Pernyataan itu disampaikan Asrorun dalam Diskusi Publik “Fatwa Bermuamalah di Media Sosial pada Era Post Truth: Fatwa, Etika, dan Sikap Kita” yang digelar Fakultas Syariah dan Hukum UIN Syarif Hidayatullah Jakarta. Ia menilai pejabat publik seharusnya tampil sebagai teladan dalam mempraktikkan prinsip kehati-hatian.
“Kalau imam hanya model tenar namun tidak mengikatkan diri pada aturan sebagai imam yang layak, maka dia bukan hanya tidak boleh diikuti, bahkan ketika mengikutinya hukumnya batal,” ujarnya.
Soroti Konten Pejabat yang Minim Klarifikasi
Asrorun menyoroti maraknya konten digital dari pejabat publik yang kerap mengabaikan prinsip tabayyun. Ia menilai konten yang dibuat tergesa-gesa demi popularitas sering memicu misinformasi dan berkembang menjadi disinformasi.
Ia mencontohkan inspeksi mendadak Gubernur Jawa Barat, Dedi Mulyadi, ke salah satu perusahaan air minum dalam kemasan di Subang yang dipublikasikan secara terbuka di media sosial. Menurutnya, aksi itu dilakukan tanpa klarifikasi terlebih dahulu sehingga memunculkan kesimpulan keliru di masyarakat.
“Ini yang saya sebut dhala fa dhala—sesat dan menyesatkan. Publik tidak diberi konteks utuh, tidak diberi data yang benar, tapi langsung digiring pada satu kesimpulan tertentu,” tegasnya.
Asrorun menambahkan, klarifikasi yang muncul kemudian tidak serta-merta menghapus dampak sosial yang terlanjur terjadi. “Narasi yang terbentuk sulit ditarik kembali. Pelaku publikasi harus memahami bahwa tanggung jawab moralnya jauh lebih besar daripada sekadar membuat konten,” katanya.
Selaras dengan Fatwa MUI Tentang Bermuamalah di Medsos
Ia menegaskan, tindakan kurang hati-hati dalam bermedia sosial bertentangan dengan Fatwa MUI Nomor 24 Tahun 2017 tentang Hukum dan Pedoman Bermuamalah di Media Sosial. Fatwa tersebut melarang penyebaran hoaks, gibah, fitnah, ujaran kebencian, serta konten tanpa dasar kebenaran.

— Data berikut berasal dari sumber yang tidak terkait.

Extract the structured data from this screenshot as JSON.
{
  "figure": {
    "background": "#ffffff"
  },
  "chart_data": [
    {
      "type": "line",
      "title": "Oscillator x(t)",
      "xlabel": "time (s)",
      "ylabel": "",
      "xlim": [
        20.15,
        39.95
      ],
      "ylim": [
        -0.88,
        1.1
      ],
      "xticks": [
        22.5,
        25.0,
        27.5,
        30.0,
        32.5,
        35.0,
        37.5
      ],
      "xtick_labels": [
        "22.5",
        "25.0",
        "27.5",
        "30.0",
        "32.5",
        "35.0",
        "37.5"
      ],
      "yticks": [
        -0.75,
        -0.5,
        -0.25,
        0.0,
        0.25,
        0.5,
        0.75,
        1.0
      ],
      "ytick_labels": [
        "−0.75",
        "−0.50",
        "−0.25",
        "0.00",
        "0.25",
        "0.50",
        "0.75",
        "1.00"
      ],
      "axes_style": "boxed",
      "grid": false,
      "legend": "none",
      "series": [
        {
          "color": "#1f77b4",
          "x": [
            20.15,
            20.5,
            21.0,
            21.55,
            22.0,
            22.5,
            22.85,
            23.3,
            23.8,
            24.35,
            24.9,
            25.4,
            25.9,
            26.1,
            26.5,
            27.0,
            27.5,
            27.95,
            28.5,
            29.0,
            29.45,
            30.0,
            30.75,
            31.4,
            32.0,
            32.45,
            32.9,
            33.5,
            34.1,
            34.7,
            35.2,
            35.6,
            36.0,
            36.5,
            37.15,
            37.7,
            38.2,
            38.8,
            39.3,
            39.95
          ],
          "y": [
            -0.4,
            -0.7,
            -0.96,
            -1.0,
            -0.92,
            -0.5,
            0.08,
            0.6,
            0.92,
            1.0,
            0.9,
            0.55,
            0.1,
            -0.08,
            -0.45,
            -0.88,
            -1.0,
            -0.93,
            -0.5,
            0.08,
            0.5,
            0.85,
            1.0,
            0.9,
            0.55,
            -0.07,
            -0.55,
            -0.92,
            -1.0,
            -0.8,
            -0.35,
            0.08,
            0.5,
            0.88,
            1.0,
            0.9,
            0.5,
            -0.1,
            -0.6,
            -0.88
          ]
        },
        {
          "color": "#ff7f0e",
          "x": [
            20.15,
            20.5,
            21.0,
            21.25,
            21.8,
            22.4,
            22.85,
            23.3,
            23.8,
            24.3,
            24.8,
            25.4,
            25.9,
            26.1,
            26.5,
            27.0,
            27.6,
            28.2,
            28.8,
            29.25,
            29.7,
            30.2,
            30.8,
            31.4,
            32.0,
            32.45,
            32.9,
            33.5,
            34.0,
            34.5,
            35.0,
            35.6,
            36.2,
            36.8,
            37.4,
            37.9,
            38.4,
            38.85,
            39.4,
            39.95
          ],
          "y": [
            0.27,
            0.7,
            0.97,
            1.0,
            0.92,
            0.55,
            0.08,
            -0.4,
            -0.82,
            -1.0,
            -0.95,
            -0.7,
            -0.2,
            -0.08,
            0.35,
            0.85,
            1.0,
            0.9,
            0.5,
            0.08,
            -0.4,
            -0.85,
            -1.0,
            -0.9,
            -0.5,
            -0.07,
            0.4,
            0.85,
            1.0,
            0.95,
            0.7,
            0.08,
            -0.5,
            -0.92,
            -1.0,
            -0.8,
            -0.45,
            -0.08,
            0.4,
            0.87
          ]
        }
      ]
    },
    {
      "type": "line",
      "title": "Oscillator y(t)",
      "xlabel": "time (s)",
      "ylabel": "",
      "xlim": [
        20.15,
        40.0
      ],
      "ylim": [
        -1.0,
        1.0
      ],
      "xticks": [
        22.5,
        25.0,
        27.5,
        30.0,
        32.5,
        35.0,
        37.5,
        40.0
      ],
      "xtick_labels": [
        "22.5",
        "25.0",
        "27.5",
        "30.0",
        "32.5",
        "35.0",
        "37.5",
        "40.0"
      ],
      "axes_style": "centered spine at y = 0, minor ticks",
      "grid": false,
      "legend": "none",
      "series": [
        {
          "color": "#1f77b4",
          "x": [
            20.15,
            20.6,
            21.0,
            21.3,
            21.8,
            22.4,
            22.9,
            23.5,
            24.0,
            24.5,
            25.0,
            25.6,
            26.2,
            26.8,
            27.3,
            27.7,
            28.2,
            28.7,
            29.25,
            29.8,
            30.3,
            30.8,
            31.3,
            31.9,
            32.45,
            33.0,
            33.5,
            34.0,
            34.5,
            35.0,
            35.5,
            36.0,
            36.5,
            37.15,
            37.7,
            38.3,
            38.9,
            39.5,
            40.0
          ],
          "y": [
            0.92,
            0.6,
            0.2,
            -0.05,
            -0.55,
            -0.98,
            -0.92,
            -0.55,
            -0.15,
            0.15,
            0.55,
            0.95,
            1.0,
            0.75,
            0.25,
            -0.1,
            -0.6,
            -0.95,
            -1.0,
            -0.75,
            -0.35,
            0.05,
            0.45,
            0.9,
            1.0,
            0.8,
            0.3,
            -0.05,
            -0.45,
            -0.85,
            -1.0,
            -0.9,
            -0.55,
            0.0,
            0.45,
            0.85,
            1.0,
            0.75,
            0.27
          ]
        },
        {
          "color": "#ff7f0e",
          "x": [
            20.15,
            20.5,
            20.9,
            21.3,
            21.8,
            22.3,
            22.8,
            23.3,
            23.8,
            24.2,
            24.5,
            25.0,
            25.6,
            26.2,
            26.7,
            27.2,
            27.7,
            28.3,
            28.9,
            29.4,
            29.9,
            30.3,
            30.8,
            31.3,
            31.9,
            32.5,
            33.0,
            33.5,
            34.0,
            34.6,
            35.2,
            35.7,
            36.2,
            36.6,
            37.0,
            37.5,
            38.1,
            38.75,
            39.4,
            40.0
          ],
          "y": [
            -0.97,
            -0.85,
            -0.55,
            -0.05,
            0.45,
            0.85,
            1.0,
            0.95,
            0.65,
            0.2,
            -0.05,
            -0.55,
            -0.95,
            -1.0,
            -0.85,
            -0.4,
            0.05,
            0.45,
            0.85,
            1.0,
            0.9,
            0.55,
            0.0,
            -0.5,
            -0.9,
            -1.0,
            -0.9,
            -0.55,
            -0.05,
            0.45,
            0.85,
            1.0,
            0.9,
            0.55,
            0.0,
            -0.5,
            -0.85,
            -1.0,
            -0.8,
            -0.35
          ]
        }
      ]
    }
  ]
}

“Ruang digital harus mengangkat sisi baik manusia dan melipatgandakan manfaat, bukan memperluas mudarat,” ujarnya.
Komdigi: Moralitas Jadi Kunci di Ruang Digital
Pada kesempatan yang sama, Dirjen Komunikasi Publik dan Media Kementerian Komunikasi Publik dan Media Kementerian Komunikasi Digital (Komdigi) RI, Fifi Aleyda Yahya, menegaskan bahwa literasi digital kini tak cukup hanya kemampuan teknis. Ia menekankan pentingnya moralitas dalam menggunakan media sosial.
“Ruang digital itu ruang sosial. Yang kita bicarakan bukan hanya soal unggahan, tetapi soal menjaga kualitas demokrasi, dialog, dan kemanusiaan,” katanya.
Fifi mengingatkan agar masyarakat, khususnya kalangan muda dan pejabat publik, tidak tergesa-gesa membuat atau membagikan konten. “Setiap unggahan ada konsekuensinya, baik sosial maupun hukum. Jempol kita bisa menjadi alat kebaikan atau sumber kerusakan,” ujarnya.
Menurutnya, pembangunan ruang digital yang sehat membutuhkan kerja bersama antara pemerintah, platform, dan pengguna. “Tanpa tanggung jawab dari pengguna, apa pun aturannya akan sulit diterapkan,” tambahnya.
Diskusi publik tersebut dihadiri oleh akademisi, mahasiswa, peneliti kebijakan digital, dan praktisi komunikasi. Penyelenggara berharap kegiatan itu dapat menjadi momentum untuk menghidupkan kembali prinsip-prinsip etis dalam bermedia sosial.